Drinking: messages for the beer matBMJ 2011; 342 doi: http://dx.doi.org/10.1136/bmj.d1231 (Published 23 February 2011) Cite this as: BMJ 2011;342:d1231
- Jane Smith, deputy editor, BMJ
Our patient journey this week is from a man who nearly ruined his marriage and the health of his wife through excessive drinking (doi:10.1136/bmj.d956). “Having been afraid of the effect on me if my wife found out about my drinking, I had never imagined the devastating effects on her. Suddenly I seemed to her a fraud.” With a supportive family and general practitioner, the anonymous writer seeks and gets help, and the story has a happy ending: “I prefer to be a steady non-drinker who takes the odd glass. It seems to be working.”
But not all such stories have a happy ending. In their editorial on the government’s plans to set a minimum price for alcohol in England, Cordelia Coltart and Ian Gilmore outline the costs of alcohol consumption: in the UK alone 30 000-40 000 deaths, close to a million hospital admissions, and costs of £20bn to £55bn (€24bn–€66bn, $32bn-$89bn) (doi:10.1136/bmj.d1063). That price affects alcohol consumption is well known, but Coltart and Gilmore criticise the timidity of the government’s proposals. “The price floor has been set so low that it will have no effect whatsoever on the health of the nation.” They suspect the drinks industry of exerting its influence.
So that makes the latest NICE guidance on diagnosing, assessing, and managing harmful drinking and alcohol dependence as necessary as ever (doi:10.1136/bmj.d700). Although most of the interventions have decent evidence behind them (information given in the version on bmj.com), the guideline writers point out that in the UK treatment services are fragmented and specialist alcohol services only patchily available. But the tools for identifying harmful drinking are widely available, and the article includes the AUDIT questionnaire on drinking patterns for use in primary care and non-specialist settings. But perhaps AUDIT should be even more accessible: the drinks industry could prove its social responsibility by printing it on beer mats and cocktail menus.

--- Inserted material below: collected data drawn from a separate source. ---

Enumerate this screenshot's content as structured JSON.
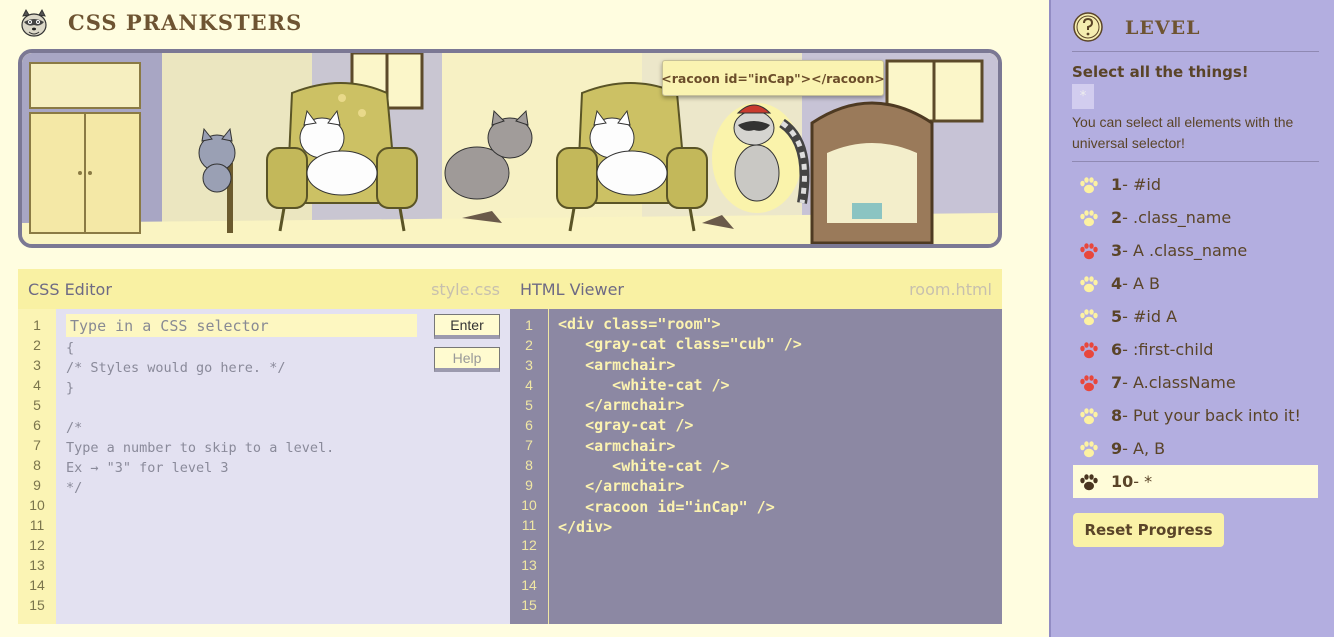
{
  "app": {
    "title": "CSS Pranksters"
  },
  "scene": {
    "tooltip": "<racoon id=\"inCap\"></racoon>"
  },
  "css_editor": {
    "title": "CSS Editor",
    "file": "style.css",
    "input_placeholder": "Type in a CSS selector",
    "enter_label": "Enter",
    "help_label": "Help",
    "line_numbers": [
      "1",
      "2",
      "3",
      "4",
      "5",
      "6",
      "7",
      "8",
      "9",
      "10",
      "11",
      "12",
      "13",
      "14",
      "15"
    ],
    "code": [
      "{",
      "/* Styles would go here. */",
      "}",
      "",
      "/*",
      "Type a number to skip to a level.",
      "Ex → \"3\" for level 3",
      "*/"
    ]
  },
  "html_viewer": {
    "title": "HTML Viewer",
    "file": "room.html",
    "line_numbers": [
      "1",
      "2",
      "3",
      "4",
      "5",
      "6",
      "7",
      "8",
      "9",
      "10",
      "11",
      "12",
      "13",
      "14",
      "15"
    ],
    "code": [
      "<div class=\"room\">",
      "   <gray-cat class=\"cub\" />",
      "   <armchair>",
      "      <white-cat />",
      "   </armchair>",
      "   <gray-cat />",
      "   <armchair>",
      "      <white-cat />",
      "   </armchair>",
      "   <racoon id=\"inCap\" />",
      "</div>"
    ]
  },
  "sidebar": {
    "title": "Level",
    "level_name": "Select all the things!",
    "syntax": "*",
    "hint": "You can select all elements with the universal selector!",
    "levels": [
      {
        "num": "1",
        "label": " - #id",
        "status": "done",
        "paw_color": "#fdf2a2"
      },
      {
        "num": "2",
        "label": " - .class_name",
        "status": "done",
        "paw_color": "#fdf2a2"
      },
      {
        "num": "3",
        "label": " - A .class_name",
        "status": "skipped",
        "paw_color": "#e8473c"
      },
      {
        "num": "4",
        "label": " - A B",
        "status": "done",
        "paw_color": "#fdf2a2"
      },
      {
        "num": "5",
        "label": " - #id A",
        "status": "done",
        "paw_color": "#fdf2a2"
      },
      {
        "num": "6",
        "label": " - :first-child",
        "status": "skipped",
        "paw_color": "#e8473c"
      },
      {
        "num": "7",
        "label": " - A.className",
        "status": "skipped",
        "paw_color": "#e8473c"
      },
      {
        "num": "8",
        "label": " - Put your back into it!",
        "status": "done",
        "paw_color": "#fdf2a2"
      },
      {
        "num": "9",
        "label": " - A, B",
        "status": "done",
        "paw_color": "#fdf2a2"
      },
      {
        "num": "10",
        "label": " - *",
        "status": "current",
        "paw_color": "#4a3520"
      }
    ],
    "reset_label": "Reset Progress"
  }
}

In the meantime research continues to pile up that suggests that light drinking protects against cardiovascular disease. In their systematic review and meta-analysis Paul Ronksley and colleagues update knowledge on the association of alcohol consumption and cardiovascular outcomes (doi:10.1136/bmj.d671). Drinkers (compared with non-drinkers) had lower risks of coronary heart disease and stroke and death from cardiovascular disease and stroke, with the lowest risks in those who drank less than two drinks a day. A further systematic review by the same group shows that moderate drinking (compared with no drinking) resulted in favourable changes in biomarkers associated with coronary heart disease (doi:10.1136/bmj.d636).

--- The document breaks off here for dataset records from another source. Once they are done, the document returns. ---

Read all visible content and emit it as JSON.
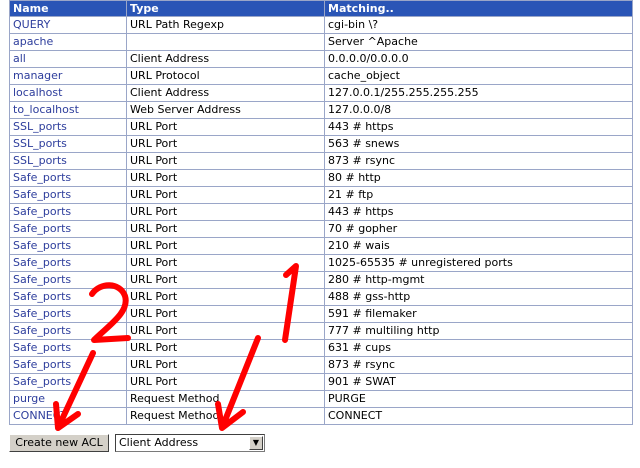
{
  "table": {
    "headers": [
      "Name",
      "Type",
      "Matching.."
    ],
    "rows": [
      {
        "name": "QUERY",
        "type": "URL Path Regexp",
        "matching": "cgi-bin \\?"
      },
      {
        "name": "apache",
        "type": "",
        "matching": "Server ^Apache"
      },
      {
        "name": "all",
        "type": "Client Address",
        "matching": "0.0.0.0/0.0.0.0"
      },
      {
        "name": "manager",
        "type": "URL Protocol",
        "matching": "cache_object"
      },
      {
        "name": "localhost",
        "type": "Client Address",
        "matching": "127.0.0.1/255.255.255.255"
      },
      {
        "name": "to_localhost",
        "type": "Web Server Address",
        "matching": "127.0.0.0/8"
      },
      {
        "name": "SSL_ports",
        "type": "URL Port",
        "matching": "443 # https"
      },
      {
        "name": "SSL_ports",
        "type": "URL Port",
        "matching": "563 # snews"
      },
      {
        "name": "SSL_ports",
        "type": "URL Port",
        "matching": "873 # rsync"
      },
      {
        "name": "Safe_ports",
        "type": "URL Port",
        "matching": "80 # http"
      },
      {
        "name": "Safe_ports",
        "type": "URL Port",
        "matching": "21 # ftp"
      },
      {
        "name": "Safe_ports",
        "type": "URL Port",
        "matching": "443 # https"
      },
      {
        "name": "Safe_ports",
        "type": "URL Port",
        "matching": "70 # gopher"
      },
      {
        "name": "Safe_ports",
        "type": "URL Port",
        "matching": "210 # wais"
      },
      {
        "name": "Safe_ports",
        "type": "URL Port",
        "matching": "1025-65535 # unregistered ports"
      },
      {
        "name": "Safe_ports",
        "type": "URL Port",
        "matching": "280 # http-mgmt"
      },
      {
        "name": "Safe_ports",
        "type": "URL Port",
        "matching": "488 # gss-http"
      },
      {
        "name": "Safe_ports",
        "type": "URL Port",
        "matching": "591 # filemaker"
      },
      {
        "name": "Safe_ports",
        "type": "URL Port",
        "matching": "777 # multiling http"
      },
      {
        "name": "Safe_ports",
        "type": "URL Port",
        "matching": "631 # cups"
      },
      {
        "name": "Safe_ports",
        "type": "URL Port",
        "matching": "873 # rsync"
      },
      {
        "name": "Safe_ports",
        "type": "URL Port",
        "matching": "901 # SWAT"
      },
      {
        "name": "purge",
        "type": "Request Method",
        "matching": "PURGE"
      },
      {
        "name": "CONNECT",
        "type": "Request Method",
        "matching": "CONNECT"
      }
    ]
  },
  "controls": {
    "create_label": "Create new ACL",
    "select_value": "Client Address"
  },
  "annotations": {
    "color": "#ff0000",
    "label_1": "1",
    "label_2": "2"
  },
  "colors": {
    "header_bg": "#2a55b6",
    "link": "#2d3d9c"
  }
}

One of this year’s finalists in the BMJ Group Lifetime Achievement Award has also researched the effects of alcohol: Richard Peto’s studies in Russia into the effects of alcohol on mortality have led to greater controls on alcohol. He and the other two finalists, George Alleyne and John Wennberg, are the subject of a feature this week (doi:10.1136/bmj.d1062), the first of a series that will profile all the finalists for all 13 of the BMJ Group awards. The Lifetime Achievement Award is the only one where BMJ readers get to make the decision, so do cast your vote on bmj.com.